Dr Pasricha Memorial Eye & Dental Hospital, Karnal


PHACO SURGERY

Phacoemulsification refers to modern cataract surgery in which the eye's internal lens is emulsified with an ultrasonic handpiece and aspirated from the eye. Aspirated fluids are replaced with irrigation of balanced salt solution, thus maintaining the anterior chamber, as well as cooling the handpiece.

Preparation and Precautions
Being a delicate organ, the eye requires extreme care before, during and after a surgical procedure. An ophthalmologist must diagnose a cataract and conduct or appropriately supervise the conduction of the operation. University programs typically allow patients to specify if they want to be operated upon by the consultant or the resident or fellow.

Proper anesthesia is a must for ocular surgery. Topical anesthesia is most commonly employed, typically by the instillation of a local anesthetic such as tetracaine or lidocaine. Alternatively, lidocaine and/or longer-acting bupivacaine anesthestic may be injected into the area surrounding (peribulbar block) or behind (retrobulbar block) the eye muscle cone to more fully immobilize the extraocular muscles and minimize pain sensation.
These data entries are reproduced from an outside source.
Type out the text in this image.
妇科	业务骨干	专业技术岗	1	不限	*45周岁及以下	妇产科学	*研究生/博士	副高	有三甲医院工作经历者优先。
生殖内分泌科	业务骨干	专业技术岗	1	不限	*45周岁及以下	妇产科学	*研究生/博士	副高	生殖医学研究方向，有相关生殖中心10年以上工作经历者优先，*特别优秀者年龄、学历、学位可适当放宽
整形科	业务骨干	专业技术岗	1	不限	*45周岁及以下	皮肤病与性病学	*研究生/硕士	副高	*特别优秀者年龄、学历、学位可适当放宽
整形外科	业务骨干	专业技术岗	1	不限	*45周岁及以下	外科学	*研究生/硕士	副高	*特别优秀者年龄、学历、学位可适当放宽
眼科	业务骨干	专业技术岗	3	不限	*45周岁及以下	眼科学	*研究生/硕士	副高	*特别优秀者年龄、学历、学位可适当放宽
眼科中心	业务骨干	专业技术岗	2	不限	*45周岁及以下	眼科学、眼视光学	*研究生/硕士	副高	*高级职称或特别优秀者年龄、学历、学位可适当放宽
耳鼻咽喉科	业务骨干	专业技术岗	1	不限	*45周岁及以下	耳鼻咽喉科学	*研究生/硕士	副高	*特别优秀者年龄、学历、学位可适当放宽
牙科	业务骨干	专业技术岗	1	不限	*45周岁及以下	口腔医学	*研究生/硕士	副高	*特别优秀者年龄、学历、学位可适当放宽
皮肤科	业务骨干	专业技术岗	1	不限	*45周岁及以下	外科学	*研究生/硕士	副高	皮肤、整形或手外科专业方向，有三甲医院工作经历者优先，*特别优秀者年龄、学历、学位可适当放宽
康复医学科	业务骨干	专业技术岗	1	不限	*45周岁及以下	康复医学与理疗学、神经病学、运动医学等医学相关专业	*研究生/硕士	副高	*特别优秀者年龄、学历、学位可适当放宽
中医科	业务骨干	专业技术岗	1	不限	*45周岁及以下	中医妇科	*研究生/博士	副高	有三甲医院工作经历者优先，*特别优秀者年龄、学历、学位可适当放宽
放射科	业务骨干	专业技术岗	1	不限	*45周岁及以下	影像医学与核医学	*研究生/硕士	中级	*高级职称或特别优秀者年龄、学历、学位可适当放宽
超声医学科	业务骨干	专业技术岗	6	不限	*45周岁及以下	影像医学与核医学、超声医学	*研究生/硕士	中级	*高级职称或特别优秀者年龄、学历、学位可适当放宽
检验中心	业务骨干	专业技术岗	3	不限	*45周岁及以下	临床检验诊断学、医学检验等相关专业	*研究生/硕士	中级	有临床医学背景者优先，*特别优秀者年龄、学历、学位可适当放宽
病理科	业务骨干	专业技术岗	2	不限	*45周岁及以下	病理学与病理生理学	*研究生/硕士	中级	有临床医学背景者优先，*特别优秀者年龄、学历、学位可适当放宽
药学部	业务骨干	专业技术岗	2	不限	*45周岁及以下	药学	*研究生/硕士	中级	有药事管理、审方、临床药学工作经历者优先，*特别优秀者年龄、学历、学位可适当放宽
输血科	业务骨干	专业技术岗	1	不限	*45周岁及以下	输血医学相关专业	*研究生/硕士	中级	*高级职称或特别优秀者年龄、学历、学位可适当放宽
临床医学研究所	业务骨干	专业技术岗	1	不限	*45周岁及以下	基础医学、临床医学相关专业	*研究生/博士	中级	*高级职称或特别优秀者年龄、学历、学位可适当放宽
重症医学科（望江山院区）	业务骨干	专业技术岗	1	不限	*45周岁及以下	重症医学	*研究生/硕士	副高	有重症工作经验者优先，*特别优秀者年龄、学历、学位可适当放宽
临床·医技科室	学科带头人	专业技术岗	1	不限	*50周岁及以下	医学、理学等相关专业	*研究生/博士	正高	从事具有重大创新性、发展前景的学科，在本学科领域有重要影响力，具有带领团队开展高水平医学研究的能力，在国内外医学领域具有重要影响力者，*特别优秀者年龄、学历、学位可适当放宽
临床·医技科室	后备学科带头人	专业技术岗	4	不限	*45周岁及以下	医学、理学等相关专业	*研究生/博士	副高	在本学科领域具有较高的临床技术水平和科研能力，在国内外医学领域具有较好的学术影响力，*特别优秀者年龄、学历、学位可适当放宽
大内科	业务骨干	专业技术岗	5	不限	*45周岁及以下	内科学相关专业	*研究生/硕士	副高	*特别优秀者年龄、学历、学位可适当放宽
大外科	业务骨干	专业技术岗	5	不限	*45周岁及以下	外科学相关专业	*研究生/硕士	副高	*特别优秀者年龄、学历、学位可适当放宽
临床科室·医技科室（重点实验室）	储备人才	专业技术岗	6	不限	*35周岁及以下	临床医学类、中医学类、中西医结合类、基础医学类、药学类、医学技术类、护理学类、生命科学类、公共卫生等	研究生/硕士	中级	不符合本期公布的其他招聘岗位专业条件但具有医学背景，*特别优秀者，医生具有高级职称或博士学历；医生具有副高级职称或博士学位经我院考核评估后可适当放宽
A facial nerve block using lidocaine and bupivacaine may occasionally be performed to reduce lid squeezing.General anesthesia is recommended for children, traumatic eye injuries with cataract, for very apprehensive or uncooperative patients and animals. Cardiovascular monitoring is preferable in local anesthesia and is mandatory in the setting of general anesthesia. Proper sterile precautions are taken to prepare the area for surgery, including use of antiseptics like povidone-iodine. Sterile drapes, gowns and gloves are employed. A plastic sheet with a receptacle helps collect the fluids during phacoemulsification. An eye speculum is inserted to keep the eyelids open.


Surgical Technique
Before the phacoemulsification can be performed, one or more incisions are made in the eye to allow the introduction of surgical instruments. The surgeon then removes the anterior face of the capsule that contains the lens inside the eye. Phacoemulsification surgery involves the use of a machine with microprocessor-controlled fluid dynamics. These can be based on peristaltic or a venturi type of pump.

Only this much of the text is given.